Steven
Steven

Reputation: 13769

Storing Array of Floats as a BLOB in Oracle

I am designing a new laboratory database. For some tests, I have several waveforms with ~10,000 data points acquired simultaneously. In the application (written in C), the waveforms are stored as an array of floats.

I believe I would like to store each waveform as a BLOB.

Questions:

Can the data in a BLOB be structured in such a way that Oracle can work with the data itself using only SQL or PL/SQL?

NOTE: This message is a sub-question of Storing Waveforms in Oracle.

Upvotes: 0

Views: 2805

Answers (3)

Jeffrey Kemp
Jeffrey Kemp

Reputation: 60262

  • Determine max, min, average, etc
  • Retrieve index when value first exceeds 500
  • Retrieve 400th number

The relational data model was designed for this kind of analysis - and Oracle's SQL is more than capable of doing this, if you model your data correctly. I recommend you focus on transforming the array of floats into tables of numbers - I suspect you'll find that the time taken will be more than compensated for by the speed of performing these sorts of queries in SQL.

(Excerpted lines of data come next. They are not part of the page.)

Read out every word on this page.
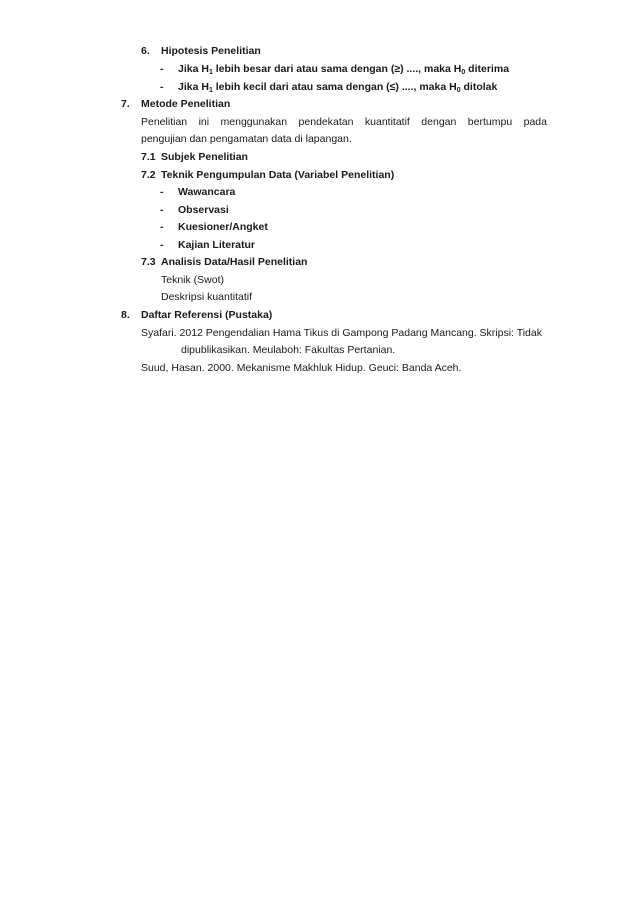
6. Hipotesis Penelitian
- Jika $H_1$ lebih besar dari atau sama dengan (≥) ...., maka $H_0$ diterima
- Jika $H_1$ lebih kecil dari atau sama dengan (≤) ...., maka $H_0$ ditolak
7. Metode Penelitian
Penelitian ini menggunakan pendekatan kuantitatif dengan bertumpu pada
pengujian dan pengamatan data di lapangan.
7.1 Subjek Penelitian
7.2 Teknik Pengumpulan Data (Variabel Penelitian)
- Wawancara
- Observasi
- Kuesioner/Angket
- Kajian Literatur
7.3 Analisis Data/Hasil Penelitian
Teknik (Swot)
Deskripsi kuantitatif
8. Daftar Referensi (Pustaka)
Syafari. 2012 Pengendalian Hama Tikus di Gampong Padang Mancang. Skripsi: Tidak
dipublikasikan. Meulaboh: Fakultas Pertanian.
Suud, Hasan. 2000. Mekanisme Makhluk Hidup. Geuci: Banda Aceh.
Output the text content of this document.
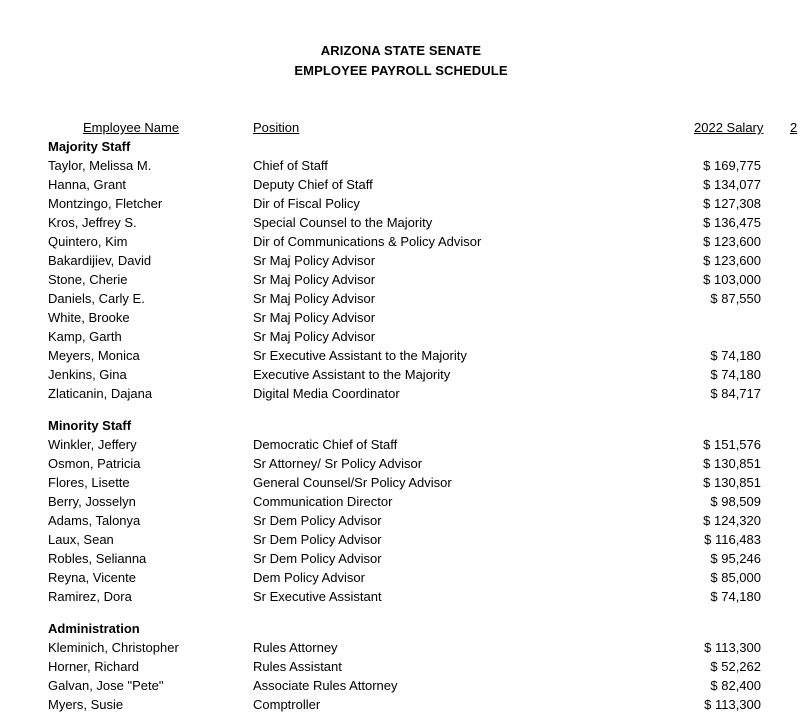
ARIZONA STATE SENATE
EMPLOYEE PAYROLL SCHEDULE
Employee Name	Position	2022 Salary 2
Majority Staff
Taylor, Melissa M.	Chief of Staff	$ 169,775
Hanna, Grant	Deputy Chief of Staff	$ 134,077
Montzingo, Fletcher	Dir of Fiscal Policy	$ 127,308
Kros, Jeffrey S.	Special Counsel to the Majority	$ 136,475
Quintero, Kim	Dir of Communications & Policy Advisor	$ 123,600
Bakardijiev, David	Sr Maj Policy Advisor	$ 123,600
Stone, Cherie	Sr Maj Policy Advisor	$ 103,000
Daniels, Carly E.	Sr Maj Policy Advisor	$ 87,550
White, Brooke	Sr Maj Policy Advisor
Kamp, Garth	Sr Maj Policy Advisor
Meyers, Monica	Sr Executive Assistant to the Majority	$ 74,180
Jenkins, Gina	Executive Assistant to the Majority	$ 74,180
Zlaticanin, Dajana	Digital Media Coordinator	$ 84,717
Minority Staff
Winkler, Jeffery	Democratic Chief of Staff	$ 151,576
Osmon, Patricia	Sr Attorney/ Sr Policy Advisor	$ 130,851
Flores, Lisette	General Counsel/Sr Policy Advisor	$ 130,851
Berry, Josselyn	Communication Director	$ 98,509
Adams, Talonya	Sr Dem Policy Advisor	$ 124,320
Laux, Sean	Sr Dem Policy Advisor	$ 116,483
Robles, Selianna	Sr Dem Policy Advisor	$ 95,246
Reyna, Vicente	Dem Policy Advisor	$ 85,000
Ramirez, Dora	Sr Executive Assistant	$ 74,180
Administration
Kleminich, Christopher	Rules Attorney	$ 113,300
Horner, Richard	Rules Assistant	$ 52,262
Galvan, Jose "Pete"	Associate Rules Attorney	$ 82,400
Myers, Susie	Comptroller	$ 113,300
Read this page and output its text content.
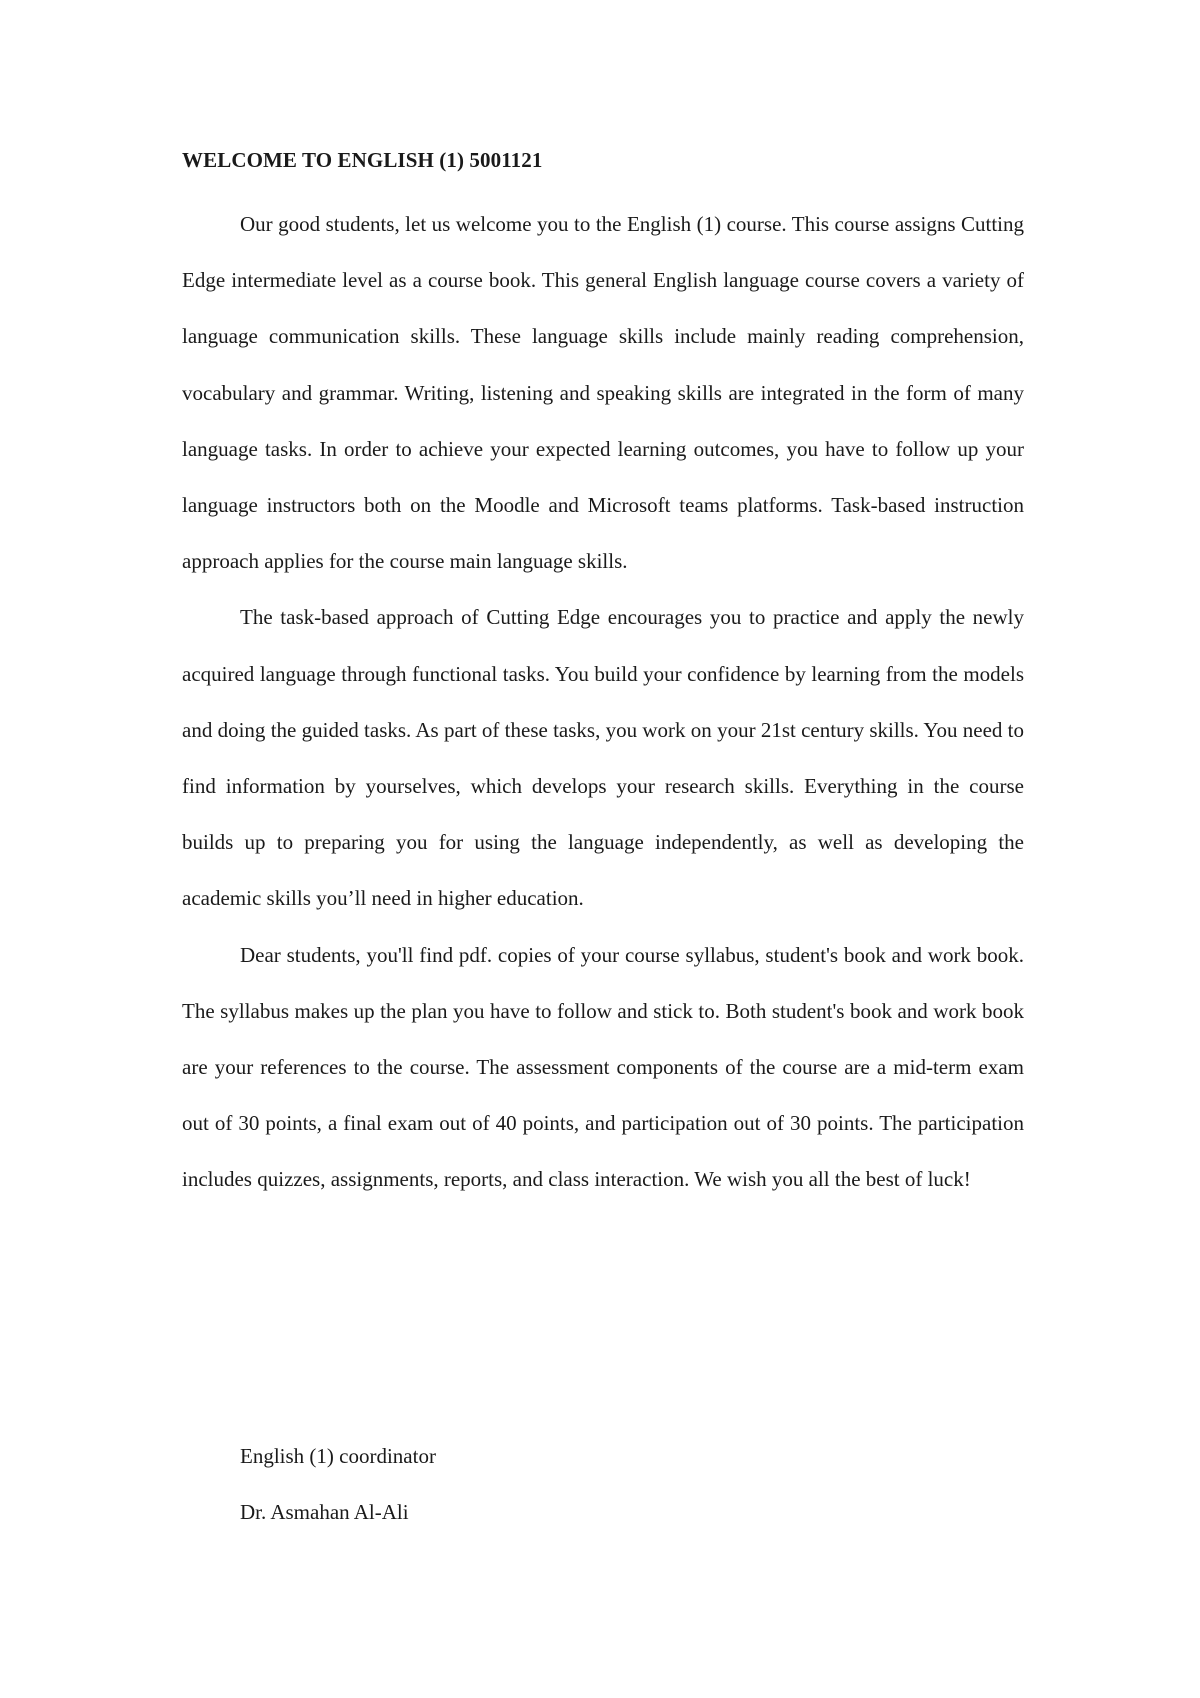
WELCOME TO ENGLISH (1) 5001121

Our good students, let us welcome you to the English (1) course. This course assigns Cutting Edge intermediate level as a course book. This general English language course covers a variety of language communication skills. These language skills include mainly reading comprehension, vocabulary and grammar. Writing, listening and speaking skills are integrated in the form of many language tasks. In order to achieve your expected learning outcomes, you have to follow up your language instructors both on the Moodle and Microsoft teams platforms. Task-based instruction approach applies for the course main language skills.

The task-based approach of Cutting Edge encourages you to practice and apply the newly acquired language through functional tasks. You build your confidence by learning from the models and doing the guided tasks. As part of these tasks, you work on your 21st century skills. You need to find information by yourselves, which develops your research skills. Everything in the course builds up to preparing you for using the language independently, as well as developing the academic skills you’ll need in higher education.

Dear students, you'll find pdf. copies of your course syllabus, student's book and work book. The syllabus makes up the plan you have to follow and stick to. Both student's book and work book are your references to the course. The assessment components of the course are a mid-term exam out of 30 points, a final exam out of 40 points, and participation out of 30 points. The participation includes quizzes, assignments, reports, and class interaction. We wish you all the best of luck!

English (1) coordinator
Dr. Asmahan Al-Ali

The alternative is to try to write SQL that will effectively do this transformation at runtime anyway - every time the SQL is run; which will probably be much less efficient.

Upvotes: 1

DCookie
DCookie

Reputation: 43533

You may also wish to consider the VARRAY type. You do have to work with the entire array (no retreival of subsets, partial updates, etc.) but you can define a max length and Oracle will store only what you use. You can declare VARRAYs of most any datatype, including BINARY_FLOAT or NUMBER. BINARY_FLOAT will minimize your storage, but suffers from some minor precision issues (although important in financial applications). It is in IEEE 754 format.

Since you're planning to manipulate the data with PL/SQL I might back off from the BLOB design. VARRAYs will be more convenient to use. BLOBs would be very convenient to store an array of raw C floats for later use in another C program.

See PL/SQL Users Guide and Reference for how to use them.

Upvotes: 0

Lou Franco
Lou Franco

Reputation: 89172

I think that you could probably create PL/SQL functions that take the blob as a parameter and return information on it.

If you could use XMLType for the field, then you can definitely parse in PL/SQL and write the functions you want.

http://www.filibeto.org/sun/lib/nonsun/oracle/11.1.0.6.0/B28359_01/appdev.111/b28369/xdb10pls.htm

Of course, XML will be quite a bit slower, but if you can't parse the binary data, it's an alternative.